From a competitive pool of over 1,200 applications, the selected startups represent a new wave of founders building tech-driven solutions across key sectors of the South-East economy.

Breakdown: 128 Early-Stage, 82 Growth-Ready Startups

SEDC revealed that 128 startups were selected for the Incubator Track, targeting early-stage innovators, while 82 made it into the Accelerator Track, reserved for startups with proven traction and scaling potential.

Rigorous Selection, High-Stakes Criteria

The Commission said entries were screened using strict benchmarks including problem-solution fit, market opportunity, execution strength, and innovation depth.
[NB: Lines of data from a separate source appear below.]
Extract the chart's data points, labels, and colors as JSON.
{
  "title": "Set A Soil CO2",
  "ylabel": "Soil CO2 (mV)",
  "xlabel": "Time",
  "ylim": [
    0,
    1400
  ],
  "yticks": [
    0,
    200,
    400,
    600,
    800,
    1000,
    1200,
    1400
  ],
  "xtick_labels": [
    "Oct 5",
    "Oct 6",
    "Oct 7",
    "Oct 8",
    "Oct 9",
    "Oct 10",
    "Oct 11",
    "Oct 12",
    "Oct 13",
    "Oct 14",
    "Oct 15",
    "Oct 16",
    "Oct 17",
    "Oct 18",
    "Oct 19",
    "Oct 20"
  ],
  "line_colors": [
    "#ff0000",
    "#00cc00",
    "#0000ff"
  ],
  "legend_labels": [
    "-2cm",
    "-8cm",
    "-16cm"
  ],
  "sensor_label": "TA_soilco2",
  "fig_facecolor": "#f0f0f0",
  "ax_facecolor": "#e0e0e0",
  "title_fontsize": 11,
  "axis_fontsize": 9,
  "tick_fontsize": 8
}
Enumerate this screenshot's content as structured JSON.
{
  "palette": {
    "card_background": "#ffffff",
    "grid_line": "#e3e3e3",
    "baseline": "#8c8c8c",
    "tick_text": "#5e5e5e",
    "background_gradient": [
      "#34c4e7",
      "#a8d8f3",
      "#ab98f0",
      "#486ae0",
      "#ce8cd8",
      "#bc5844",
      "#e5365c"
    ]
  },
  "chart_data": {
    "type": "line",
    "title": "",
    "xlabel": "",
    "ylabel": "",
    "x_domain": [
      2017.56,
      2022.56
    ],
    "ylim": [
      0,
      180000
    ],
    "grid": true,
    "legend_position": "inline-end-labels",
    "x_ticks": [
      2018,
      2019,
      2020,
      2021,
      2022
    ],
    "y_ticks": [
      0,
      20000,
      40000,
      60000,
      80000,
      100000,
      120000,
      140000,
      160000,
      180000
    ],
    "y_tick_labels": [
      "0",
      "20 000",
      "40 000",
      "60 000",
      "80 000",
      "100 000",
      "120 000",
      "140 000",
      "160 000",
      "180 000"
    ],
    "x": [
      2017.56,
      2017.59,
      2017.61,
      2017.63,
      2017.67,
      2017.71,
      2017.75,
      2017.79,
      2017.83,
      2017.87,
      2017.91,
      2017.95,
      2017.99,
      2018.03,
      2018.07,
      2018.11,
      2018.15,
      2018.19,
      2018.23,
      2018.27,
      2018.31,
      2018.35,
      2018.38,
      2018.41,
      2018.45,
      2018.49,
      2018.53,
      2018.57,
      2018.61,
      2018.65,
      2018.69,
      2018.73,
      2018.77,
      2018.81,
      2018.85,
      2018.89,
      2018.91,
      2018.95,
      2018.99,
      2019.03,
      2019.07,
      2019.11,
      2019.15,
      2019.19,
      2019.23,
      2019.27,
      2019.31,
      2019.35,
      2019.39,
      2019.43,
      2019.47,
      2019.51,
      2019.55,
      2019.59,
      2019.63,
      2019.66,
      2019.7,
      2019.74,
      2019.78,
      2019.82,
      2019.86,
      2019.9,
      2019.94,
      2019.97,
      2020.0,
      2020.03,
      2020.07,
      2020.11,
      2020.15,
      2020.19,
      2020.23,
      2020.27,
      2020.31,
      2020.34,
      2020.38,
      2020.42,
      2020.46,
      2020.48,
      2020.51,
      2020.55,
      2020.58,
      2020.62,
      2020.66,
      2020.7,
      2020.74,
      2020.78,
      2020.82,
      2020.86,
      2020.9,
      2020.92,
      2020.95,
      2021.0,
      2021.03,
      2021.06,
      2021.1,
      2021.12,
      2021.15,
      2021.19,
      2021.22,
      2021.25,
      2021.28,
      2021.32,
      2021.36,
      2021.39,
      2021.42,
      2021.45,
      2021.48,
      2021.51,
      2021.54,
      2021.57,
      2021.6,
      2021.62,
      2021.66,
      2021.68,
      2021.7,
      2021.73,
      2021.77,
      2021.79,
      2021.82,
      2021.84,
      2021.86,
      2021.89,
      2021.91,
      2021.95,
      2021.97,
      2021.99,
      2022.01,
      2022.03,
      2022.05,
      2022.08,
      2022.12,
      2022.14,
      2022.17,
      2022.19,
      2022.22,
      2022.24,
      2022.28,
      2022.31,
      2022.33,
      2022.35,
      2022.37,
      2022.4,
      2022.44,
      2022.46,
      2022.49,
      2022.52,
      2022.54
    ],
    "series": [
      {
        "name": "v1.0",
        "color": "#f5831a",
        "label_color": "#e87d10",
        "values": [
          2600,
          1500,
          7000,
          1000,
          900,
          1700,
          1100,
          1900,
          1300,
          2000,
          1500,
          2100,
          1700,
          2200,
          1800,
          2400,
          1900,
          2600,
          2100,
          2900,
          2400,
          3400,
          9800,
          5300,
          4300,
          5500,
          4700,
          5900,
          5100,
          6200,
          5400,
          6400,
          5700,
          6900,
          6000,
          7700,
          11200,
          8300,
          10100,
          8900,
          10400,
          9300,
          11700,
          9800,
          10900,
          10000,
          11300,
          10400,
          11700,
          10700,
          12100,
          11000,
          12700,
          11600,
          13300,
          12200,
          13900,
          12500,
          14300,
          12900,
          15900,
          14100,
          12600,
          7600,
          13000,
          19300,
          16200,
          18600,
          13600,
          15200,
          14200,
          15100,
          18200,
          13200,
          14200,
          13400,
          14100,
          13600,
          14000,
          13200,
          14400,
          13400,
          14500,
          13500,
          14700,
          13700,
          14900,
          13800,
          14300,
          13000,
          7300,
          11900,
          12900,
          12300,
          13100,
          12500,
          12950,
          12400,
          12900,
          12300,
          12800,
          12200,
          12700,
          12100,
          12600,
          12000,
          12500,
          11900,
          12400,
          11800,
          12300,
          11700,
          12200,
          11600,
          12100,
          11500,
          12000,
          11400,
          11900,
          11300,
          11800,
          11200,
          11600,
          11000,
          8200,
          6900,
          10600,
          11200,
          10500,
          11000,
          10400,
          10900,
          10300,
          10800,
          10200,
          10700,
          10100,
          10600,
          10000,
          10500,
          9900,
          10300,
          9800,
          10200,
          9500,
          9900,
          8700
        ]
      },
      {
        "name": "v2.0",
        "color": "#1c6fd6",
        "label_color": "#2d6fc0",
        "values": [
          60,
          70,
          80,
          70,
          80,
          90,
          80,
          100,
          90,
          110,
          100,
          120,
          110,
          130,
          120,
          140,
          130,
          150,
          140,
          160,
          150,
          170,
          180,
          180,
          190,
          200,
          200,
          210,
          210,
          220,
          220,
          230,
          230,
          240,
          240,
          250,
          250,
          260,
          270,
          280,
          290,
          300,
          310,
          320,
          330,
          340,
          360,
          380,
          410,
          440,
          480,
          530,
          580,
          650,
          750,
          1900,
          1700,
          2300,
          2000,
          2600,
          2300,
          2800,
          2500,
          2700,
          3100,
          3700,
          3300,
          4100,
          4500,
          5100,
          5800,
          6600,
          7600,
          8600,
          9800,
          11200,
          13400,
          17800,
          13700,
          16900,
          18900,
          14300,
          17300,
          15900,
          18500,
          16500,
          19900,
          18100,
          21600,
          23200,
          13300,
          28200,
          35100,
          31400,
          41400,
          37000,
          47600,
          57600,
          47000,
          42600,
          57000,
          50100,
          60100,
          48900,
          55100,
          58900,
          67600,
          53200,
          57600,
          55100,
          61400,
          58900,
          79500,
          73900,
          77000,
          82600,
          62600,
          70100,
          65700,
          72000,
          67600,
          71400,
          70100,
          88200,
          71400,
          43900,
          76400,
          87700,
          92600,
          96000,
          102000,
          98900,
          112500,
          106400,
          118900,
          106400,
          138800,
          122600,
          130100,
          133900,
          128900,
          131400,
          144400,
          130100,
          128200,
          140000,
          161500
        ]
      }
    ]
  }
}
Startups in the accelerator category were further assessed on revenue performance and growth metrics.

Next Stop: Video Pitches and Final Showdown

Shortlisted startups will now advance to a video pitch phase, where founders will be evaluated on clarity of vision, leadership strength, and scalability.

The programme will culminate in a grand finale on May 25, 2026, where top-performing startups will secure funding and gain access to mentorship, partnerships, and post-investment support.

Driving a Regional Innovation Surge

SEDC says the initiative is part of a broader strategy to unlock venture capital, strengthen the startup pipeline, and position the South-East as a leading hub for digital innovation.

With funding, structure, and visibility on the line, the programme could prove pivotal in closing early-stage financing gaps and accelerating the rise of globally competitive startups from the region.